On comprend alors que les Noirs du Congo n’aient aucune sentimentalité propre, ni art, ni science, ni véritable religion.

[…]

Cependant, si le Noir manque généralement de bienveillance, il a un assez claire sentiment de justice, accepte facilement une punition qu’il estime méritée. »

 

À la question : les peuples congolais sont-ils en mesure d’être soumis aux mêmes programmes d’enseignement qu’en métropole, le rapporteur précise :

« N’ayant pas d’écriture, ils n’ont même, pour ainsi dire, pas de littérature orale. Pas d’architecture, pas de peinture, pas de dessin.
Les seules manifestations d’ordre esthétique qu’on trouve chez eux, c’est la danse, sorte de mimique érotique, et la musique instrumentale et vocale, primitive et monotone.
La science leur est encore plus étrangère que l’art. Comme les animaux eux-mêmes, ils généralisent instinctivement, sous l’influence des nécessités pratique.
 »

Et Lucien Challaye conclut :

« N’ayant aucune idée de la liaison causale des phénomènes, ils sont incapables de sciences expérimentales, physique, chimie, biologie. N’ayant aucune tradition, dépourvus de toute curiosité désintéressée, ils ne peuvent comprendre le sens ni la beauté de l’histoire. »

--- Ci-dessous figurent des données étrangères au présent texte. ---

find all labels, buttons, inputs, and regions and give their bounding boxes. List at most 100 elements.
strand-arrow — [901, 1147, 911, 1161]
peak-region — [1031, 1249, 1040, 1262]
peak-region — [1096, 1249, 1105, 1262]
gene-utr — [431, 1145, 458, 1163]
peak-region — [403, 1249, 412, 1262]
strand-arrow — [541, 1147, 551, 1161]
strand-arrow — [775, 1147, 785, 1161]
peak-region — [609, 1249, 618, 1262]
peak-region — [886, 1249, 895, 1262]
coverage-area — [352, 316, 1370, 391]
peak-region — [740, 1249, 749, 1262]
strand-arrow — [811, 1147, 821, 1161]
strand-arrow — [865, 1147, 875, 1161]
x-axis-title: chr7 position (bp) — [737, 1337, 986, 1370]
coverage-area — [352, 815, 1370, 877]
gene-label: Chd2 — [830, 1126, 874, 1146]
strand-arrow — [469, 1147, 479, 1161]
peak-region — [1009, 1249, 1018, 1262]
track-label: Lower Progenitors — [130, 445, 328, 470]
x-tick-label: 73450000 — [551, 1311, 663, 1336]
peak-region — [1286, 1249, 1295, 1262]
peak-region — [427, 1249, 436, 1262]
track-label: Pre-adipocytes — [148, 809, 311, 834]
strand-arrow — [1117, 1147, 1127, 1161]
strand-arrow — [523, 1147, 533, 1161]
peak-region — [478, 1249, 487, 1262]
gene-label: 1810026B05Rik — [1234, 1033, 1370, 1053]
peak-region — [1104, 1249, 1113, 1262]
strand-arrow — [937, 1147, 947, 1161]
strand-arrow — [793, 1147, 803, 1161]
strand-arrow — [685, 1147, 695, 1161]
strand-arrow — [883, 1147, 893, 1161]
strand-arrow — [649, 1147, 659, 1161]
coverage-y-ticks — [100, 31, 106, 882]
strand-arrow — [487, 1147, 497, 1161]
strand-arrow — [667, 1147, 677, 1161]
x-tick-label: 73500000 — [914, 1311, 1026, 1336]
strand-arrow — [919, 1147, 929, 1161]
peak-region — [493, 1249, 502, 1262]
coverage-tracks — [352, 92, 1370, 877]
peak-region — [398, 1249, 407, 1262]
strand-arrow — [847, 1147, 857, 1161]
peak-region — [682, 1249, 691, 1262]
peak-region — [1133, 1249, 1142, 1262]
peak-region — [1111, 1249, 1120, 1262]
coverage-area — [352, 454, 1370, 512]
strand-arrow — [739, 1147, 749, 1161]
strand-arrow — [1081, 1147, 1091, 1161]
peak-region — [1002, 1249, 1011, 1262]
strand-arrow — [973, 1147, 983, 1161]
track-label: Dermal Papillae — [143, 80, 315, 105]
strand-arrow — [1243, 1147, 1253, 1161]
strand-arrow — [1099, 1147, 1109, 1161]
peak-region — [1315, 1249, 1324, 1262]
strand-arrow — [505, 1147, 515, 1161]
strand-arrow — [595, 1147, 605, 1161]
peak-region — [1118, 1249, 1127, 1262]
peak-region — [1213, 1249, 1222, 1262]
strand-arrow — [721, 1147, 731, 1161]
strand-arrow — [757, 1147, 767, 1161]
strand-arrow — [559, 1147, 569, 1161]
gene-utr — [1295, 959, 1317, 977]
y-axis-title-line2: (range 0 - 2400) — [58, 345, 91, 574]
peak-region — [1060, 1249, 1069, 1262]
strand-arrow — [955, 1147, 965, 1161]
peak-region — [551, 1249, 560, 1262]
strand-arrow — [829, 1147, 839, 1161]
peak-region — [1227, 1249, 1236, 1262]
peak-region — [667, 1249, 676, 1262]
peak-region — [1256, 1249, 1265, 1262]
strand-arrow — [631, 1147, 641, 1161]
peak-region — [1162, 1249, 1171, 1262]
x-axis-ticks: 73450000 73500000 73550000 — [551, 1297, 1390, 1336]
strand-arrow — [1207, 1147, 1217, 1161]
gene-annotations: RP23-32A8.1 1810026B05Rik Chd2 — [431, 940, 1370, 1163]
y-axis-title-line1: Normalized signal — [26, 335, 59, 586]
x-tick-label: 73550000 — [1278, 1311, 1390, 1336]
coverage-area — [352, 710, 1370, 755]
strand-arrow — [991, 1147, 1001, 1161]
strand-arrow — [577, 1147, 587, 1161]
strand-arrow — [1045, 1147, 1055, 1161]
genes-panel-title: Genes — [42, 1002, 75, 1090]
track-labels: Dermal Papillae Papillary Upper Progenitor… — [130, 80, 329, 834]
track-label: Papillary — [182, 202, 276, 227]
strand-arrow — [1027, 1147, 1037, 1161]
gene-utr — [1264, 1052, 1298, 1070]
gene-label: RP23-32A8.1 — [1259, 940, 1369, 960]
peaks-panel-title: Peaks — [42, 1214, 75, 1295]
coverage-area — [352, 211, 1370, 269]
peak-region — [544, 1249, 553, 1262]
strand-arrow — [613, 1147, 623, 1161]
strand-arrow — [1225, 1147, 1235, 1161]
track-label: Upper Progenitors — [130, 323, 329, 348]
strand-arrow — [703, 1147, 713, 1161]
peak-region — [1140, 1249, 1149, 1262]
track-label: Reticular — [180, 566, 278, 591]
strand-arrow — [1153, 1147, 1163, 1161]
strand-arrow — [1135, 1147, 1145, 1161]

Enfin, ultime verdict « cruel » :

« On pourrait à la rigueur leur faire répéter des mots, des phrases, des formules : on n’arrivera pas à les leur faire comprendre […]. La médiocrité de leur intelligence empêchera longtemps de leur transmettre des connaissances générales théoriques et désintéressées. ».

Léopold II, roi  des Belges, veut, lui, "civiliser" les Noirs du Congo par le travail:

" Il est nécessaire - assure-il- avec une race constituée de cannibales,d'utiliser des méthodes propres à secouer leur paresse et à leur apprendre le caractère sacré  du travail".

 

Enfin, pour Richard Nixon, président des États-Unis de 1968 à 1974 : « Les Noirs sont incapables de se gouverner. […]. Connaissez-vous un "pays noir" qui a été bien gouverné ? »

Quant aux Chinois, le président américain précise : « Les Chinois sont le peuple le plus compétent de la planète. »

Cette anthologie d’ignorance ou de mépris, littérature abondante et variée fut pour l’essentiel peu favorable aux Noirs, malgré quelques notables exceptions.

Petites questions indiscrètes

- Pourquoi une telle littérature et de tels propos généralement défavorables aux Noirs ont-ils pu traverser intacts les siècles, sans prendre la moindre ride ?
- Quel autre peuple au monde que les Noirs d’Afrique, a-t-il connu pareil « notoriété » ?
Car comme les Noirs d’Afrique, les Chinois, eux aussi, furent au 19e siècle, objet de mépris, dominés et spoliés par les Européens.
Comment explique-t-on la distance qui sépare aujourd’hui, les chinois et les Africains, notamment au point de vue scientifique, économique, technique… ?

Connaît-on, aujourd’hui un seul historien ou intellectuel africain qui ait tenté une analyse critique, rigoureuse et objective, c’est-à-dire constructive de toute cette anthologie ou littérature produite par des auteurs étrangers au continent ?
Une telle œuvre, d’Africains, à caractère pédagogique, destinée à faire connaître le continent par ses fils, faciliterait certainement la rencontre d’autres peuples. L’immense majorité des observateurs ou auteurs étrangers qui ont écrit sur les Africains ne se sont jamais rendus sur ce continent ; ils ont, de ce fait, porté sur ces peuples un regard autocensuré, source de malentendu, surtout d’erreurs  voulues ou inconscientes.
La minorité de ceux qui se sont rendus en Afrique ont sans doute rencontré des Africains, mais certainement pas l’« âme africaine ». Les générations qui les suivent sont ainsi victimes d’une forme d’« intoxication intellectuelle », toujours de mise de nos jours, qui complique parfois les rapports humains, et faussent ainsi bien des perspectives. Autant d’occasions manquées.
Et je nous épargne le spectacle dégradant, ainsi que les images si marquantes des fameux zoos humains des 19e et début 20e siècles.